So last week was the big event for regulated utilities and their suppliers.   The opportunity to showcase new technology and the solution sets available to transform network businesses to support the low carbon agenda were there for all to see.   It was without doubt, a very professionally orchestrated event, the stands and the detail with which exhibits had been put together was light years ahead of what regulated utilities would and could do in the emerging years from nationalised industry days.   Also significant is the resource available to transform the sector.   When I first exercised the notion of innovation funding in regulated network businesses, in my wildest dreams – I could not have imagined the capability that has been ignited.
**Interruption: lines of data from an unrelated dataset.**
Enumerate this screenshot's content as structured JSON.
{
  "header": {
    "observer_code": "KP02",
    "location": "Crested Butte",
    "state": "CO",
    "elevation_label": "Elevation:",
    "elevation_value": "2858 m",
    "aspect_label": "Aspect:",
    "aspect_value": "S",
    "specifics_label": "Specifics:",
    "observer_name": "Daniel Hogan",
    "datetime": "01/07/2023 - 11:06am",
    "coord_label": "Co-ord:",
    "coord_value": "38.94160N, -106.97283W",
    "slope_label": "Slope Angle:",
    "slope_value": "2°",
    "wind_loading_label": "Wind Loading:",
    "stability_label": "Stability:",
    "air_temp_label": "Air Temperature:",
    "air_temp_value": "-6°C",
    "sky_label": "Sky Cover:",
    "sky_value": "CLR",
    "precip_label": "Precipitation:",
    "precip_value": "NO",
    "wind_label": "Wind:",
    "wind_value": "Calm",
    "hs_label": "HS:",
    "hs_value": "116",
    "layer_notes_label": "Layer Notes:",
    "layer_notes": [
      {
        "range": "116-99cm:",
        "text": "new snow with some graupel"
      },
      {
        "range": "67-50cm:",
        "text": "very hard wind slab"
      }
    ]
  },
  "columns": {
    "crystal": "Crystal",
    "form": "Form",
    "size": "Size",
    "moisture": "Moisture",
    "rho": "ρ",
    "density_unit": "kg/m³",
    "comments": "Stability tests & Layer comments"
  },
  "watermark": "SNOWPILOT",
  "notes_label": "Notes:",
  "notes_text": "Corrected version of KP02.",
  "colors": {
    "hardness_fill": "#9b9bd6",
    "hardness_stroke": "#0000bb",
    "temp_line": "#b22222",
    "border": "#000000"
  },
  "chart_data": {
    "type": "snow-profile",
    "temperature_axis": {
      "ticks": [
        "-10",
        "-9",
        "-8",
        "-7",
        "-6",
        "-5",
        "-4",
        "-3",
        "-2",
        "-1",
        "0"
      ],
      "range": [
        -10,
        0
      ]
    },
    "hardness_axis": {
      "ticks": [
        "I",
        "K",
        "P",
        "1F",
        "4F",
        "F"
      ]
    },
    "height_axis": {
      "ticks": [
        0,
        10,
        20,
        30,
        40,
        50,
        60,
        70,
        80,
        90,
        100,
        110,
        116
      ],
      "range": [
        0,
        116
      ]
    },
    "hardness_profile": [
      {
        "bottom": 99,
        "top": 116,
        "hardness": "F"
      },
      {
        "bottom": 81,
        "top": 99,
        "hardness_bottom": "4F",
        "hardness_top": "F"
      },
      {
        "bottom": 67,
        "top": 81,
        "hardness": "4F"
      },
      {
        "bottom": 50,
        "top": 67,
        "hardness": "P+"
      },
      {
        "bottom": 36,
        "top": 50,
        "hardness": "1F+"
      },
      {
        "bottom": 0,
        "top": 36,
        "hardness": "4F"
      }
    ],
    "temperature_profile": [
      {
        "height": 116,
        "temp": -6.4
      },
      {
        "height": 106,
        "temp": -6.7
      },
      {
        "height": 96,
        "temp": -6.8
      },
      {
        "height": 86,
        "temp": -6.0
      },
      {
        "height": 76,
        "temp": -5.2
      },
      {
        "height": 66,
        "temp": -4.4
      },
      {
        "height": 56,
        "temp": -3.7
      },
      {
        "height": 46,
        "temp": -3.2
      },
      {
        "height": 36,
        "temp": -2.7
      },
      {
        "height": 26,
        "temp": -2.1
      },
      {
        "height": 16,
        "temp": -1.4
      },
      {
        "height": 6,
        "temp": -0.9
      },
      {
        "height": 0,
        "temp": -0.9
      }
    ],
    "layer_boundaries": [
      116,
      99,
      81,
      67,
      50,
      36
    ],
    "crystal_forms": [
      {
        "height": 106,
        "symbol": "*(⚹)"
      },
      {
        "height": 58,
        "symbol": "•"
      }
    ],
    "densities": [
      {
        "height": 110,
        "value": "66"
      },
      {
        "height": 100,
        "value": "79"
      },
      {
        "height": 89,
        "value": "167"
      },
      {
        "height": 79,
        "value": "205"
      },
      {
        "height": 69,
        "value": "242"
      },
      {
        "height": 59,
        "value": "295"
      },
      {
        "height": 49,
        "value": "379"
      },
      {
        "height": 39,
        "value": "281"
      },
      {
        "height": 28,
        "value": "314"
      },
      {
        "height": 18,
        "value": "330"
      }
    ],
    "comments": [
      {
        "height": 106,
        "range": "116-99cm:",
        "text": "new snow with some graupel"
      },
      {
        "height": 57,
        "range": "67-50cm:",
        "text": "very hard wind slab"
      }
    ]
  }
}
Technology solutions are a plenty, suppliers are lining up to resolve industry challenges and indeed many have been resolved.   You only need to witness some of the system performance improvements or the flexible connection arrangements that are available to realise a lot has been achieved.   Yet my overall sense was one of stagnation.   As DNOs muse over the development plans for the transition to DSOs, there was a sense that LCNI was very much about showcasing to each other and elements of the supply base, indeed some large suppliers to the sector were not present.   These comments are not criticism, they are recognition of where the sector is and where it is headed.   The industry is poised for a radical paradigm shift.   The question is what will drive that shift – will the sector players self -stimulate leadership and transition or will the regulator drive a new wave of competitive tension through this regulated sector.   In some ways the sector can quote self stimulated projects in the DSO arena, as have been permitted through the innovation funding mechanisms.   I would suggest, given the technology capability and readiness this is not enough alone.

Regulated businesses always react and perform to the regulatory drivers.   As monopoly based businesses this is a critical component of their business models.   The time is coming where policy changes and reflective regulated interventions will and must stimulate a new wave of regulated business competition.   Ultimately, this will put the end customer more in charge, through new and different market mechanisms.   As in the past policy and regulation must stimulate and drive the paradigm shift with new market models and commercial frameworks.  The technology solutions are available, new market entrants are ready and regulated businesses will  respond to this stimulation.  The pace of change will give rise to future LCNI events illustrating transformational technology deployment enabling customer empowerment.

One big reflection for the future from Telford is that in years to come the perhaps ill described stagnation will be seen as the watershed event where policy makers woke up to the tremendous opportunity ahead for the UK in leading the world with a clean, low cost and secure energy construct.